The invention has been described in an illustrative manner, and it is to be understood that the terminology, which has been used is intended to be in the nature of words of description rather than of limitation.
Obviously, many modifications and variations of the present invention are possible in light of the above teachings. It is, therefore, to be understood that within the scope of the appended claims, the invention can be practiced otherwise than as specifically described.

Claims

1-60. (canceled)

61. A composition for treating a human immunodeficiency virus (HIV) infection, comprising a nucleic acid encoding Cas9 or Cpf1 and a nucleic acid encoding one or more gene editors that target a viral RNA.

62. The composition of claim 61, wherein the gene editor that targets viral RNA is C2c2 or ribonuclease P (RNase P).

63. The composition of claim 61, wherein the composition removes a replication critical segment of the HIV DNA or RNA.

64. The composition of claim 61, wherein the composition excises the genome of the HIV from a host cell.

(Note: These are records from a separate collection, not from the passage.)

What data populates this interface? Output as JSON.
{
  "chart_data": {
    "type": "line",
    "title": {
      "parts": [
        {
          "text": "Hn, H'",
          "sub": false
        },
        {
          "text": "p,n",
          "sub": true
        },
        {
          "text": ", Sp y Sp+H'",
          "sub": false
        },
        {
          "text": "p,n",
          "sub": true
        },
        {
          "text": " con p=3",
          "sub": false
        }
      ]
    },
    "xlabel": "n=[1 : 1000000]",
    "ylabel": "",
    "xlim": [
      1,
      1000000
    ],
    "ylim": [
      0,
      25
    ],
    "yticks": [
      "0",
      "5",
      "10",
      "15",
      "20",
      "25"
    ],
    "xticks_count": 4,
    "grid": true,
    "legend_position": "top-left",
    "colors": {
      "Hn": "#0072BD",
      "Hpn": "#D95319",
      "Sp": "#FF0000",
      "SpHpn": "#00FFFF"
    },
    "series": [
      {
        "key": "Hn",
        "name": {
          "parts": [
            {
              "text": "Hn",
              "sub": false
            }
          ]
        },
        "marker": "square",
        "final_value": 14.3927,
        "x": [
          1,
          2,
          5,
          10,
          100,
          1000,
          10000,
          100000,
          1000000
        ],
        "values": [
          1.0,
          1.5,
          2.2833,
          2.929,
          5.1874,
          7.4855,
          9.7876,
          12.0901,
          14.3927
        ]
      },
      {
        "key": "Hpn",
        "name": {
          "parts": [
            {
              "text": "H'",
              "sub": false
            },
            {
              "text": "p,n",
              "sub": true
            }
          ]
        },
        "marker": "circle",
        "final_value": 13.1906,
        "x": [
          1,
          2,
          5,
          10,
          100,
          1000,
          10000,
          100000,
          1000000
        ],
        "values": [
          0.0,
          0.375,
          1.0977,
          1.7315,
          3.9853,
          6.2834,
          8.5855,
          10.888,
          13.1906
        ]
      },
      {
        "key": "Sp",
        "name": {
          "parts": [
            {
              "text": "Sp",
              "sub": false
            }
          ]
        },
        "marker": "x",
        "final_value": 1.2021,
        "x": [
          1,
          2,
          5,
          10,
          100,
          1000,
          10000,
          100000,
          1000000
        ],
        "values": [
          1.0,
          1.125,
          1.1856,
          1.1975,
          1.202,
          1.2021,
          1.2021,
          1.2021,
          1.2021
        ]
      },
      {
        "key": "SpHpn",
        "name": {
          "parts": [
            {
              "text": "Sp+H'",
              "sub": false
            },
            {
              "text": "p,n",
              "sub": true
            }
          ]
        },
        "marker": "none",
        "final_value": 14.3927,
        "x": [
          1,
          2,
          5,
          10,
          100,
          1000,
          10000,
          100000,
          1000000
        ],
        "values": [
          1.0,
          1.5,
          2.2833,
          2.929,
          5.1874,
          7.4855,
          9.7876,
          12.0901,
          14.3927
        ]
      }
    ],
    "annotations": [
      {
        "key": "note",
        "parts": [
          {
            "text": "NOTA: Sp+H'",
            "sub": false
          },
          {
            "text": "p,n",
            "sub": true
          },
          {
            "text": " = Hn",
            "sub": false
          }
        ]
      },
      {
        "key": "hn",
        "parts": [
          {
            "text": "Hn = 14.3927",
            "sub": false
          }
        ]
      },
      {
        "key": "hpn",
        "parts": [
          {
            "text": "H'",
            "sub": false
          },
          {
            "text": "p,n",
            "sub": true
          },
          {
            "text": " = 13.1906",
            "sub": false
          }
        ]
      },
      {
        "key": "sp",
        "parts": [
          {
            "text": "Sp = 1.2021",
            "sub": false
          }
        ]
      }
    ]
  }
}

65. A method of treating a human immunodeficiency virus (HIV) infection, comprising administering a composition comprising a nucleic acid encoding Cas9 or Cpf1 and a nucleic acid encoding one or more gene editors that target viral RNA.

66. The method of claim 65, wherein the gene editor that targets viral RNA is C2c2 or ribonuclease P (RNase P).

67. The method of claim 65, wherein the composition removes a replication critical segment of the HIV DNA or RNA.

68. The method of claim 65, wherein the composition excises the genome of the HIV from a host cell.